La psychothérapie de Jimmy met l’accent sur l’aspect révélateur des traumas actuels que sont les situations de guerre ou de grandes peurs. De ce point de vue, elle incite à aller plus loin que les diagnostics de pathologies post-traumatiques. Les techniques du type EMDR n’empêchent pas de s’intéresser à ce que la décompensation mentale ou psychosomatique manifeste. Jimmy va pouvoir admettre que la plupart de ses problèmes ont pris source dans son incapacité de remettre en cause les opinions et les références maternelles. Ses troubles psychosomatiques avaient pour origine l’opposition entre ses désirs et les injonctions maternelles, qu’il avait intériorisées malgré lui.
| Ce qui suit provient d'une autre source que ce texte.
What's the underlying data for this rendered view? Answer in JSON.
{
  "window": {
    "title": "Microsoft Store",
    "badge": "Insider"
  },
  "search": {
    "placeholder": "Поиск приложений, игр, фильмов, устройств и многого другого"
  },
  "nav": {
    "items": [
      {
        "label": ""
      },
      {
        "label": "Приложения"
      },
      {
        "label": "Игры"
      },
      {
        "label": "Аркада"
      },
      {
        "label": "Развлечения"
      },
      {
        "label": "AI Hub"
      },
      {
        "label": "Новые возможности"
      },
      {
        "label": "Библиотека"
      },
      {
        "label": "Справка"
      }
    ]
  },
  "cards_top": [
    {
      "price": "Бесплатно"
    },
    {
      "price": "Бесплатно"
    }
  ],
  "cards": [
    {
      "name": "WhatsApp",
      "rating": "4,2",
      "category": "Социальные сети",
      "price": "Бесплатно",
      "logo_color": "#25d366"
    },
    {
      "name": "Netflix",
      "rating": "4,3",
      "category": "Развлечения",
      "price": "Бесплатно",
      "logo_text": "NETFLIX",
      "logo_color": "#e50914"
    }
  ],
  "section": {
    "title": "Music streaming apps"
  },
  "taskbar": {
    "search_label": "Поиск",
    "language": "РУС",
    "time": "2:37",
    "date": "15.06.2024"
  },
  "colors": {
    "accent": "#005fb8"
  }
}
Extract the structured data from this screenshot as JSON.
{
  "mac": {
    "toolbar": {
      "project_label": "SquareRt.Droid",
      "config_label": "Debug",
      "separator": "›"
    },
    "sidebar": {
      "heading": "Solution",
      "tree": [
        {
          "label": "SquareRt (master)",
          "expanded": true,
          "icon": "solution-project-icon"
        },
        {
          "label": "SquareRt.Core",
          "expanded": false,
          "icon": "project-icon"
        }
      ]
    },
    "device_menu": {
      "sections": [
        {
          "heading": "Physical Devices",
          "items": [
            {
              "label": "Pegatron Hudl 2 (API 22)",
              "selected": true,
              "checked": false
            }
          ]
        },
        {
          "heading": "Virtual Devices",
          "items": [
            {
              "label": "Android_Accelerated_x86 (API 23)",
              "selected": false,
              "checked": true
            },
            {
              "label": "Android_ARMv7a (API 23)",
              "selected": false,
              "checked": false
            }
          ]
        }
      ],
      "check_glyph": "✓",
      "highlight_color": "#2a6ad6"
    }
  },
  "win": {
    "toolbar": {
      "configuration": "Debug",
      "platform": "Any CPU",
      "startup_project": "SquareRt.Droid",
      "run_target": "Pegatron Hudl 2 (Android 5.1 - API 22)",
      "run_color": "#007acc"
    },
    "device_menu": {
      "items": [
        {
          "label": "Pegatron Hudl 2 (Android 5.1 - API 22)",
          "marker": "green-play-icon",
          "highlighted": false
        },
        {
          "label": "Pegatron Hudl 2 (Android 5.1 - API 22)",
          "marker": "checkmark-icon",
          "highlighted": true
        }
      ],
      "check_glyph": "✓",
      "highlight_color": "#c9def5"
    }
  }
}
Au terme de sa thérapie, il pourra retrouver sa fille orpheline, qu’il avait conçu très jeune, et l’adopter. L’évolution de Jimmy illustre ce que guérison veut dire dans la démarche psychothérapique. Le retour des symptômes aura valeur de signalement de la réactivation de la vulnérabilité acquise dans l’enfance.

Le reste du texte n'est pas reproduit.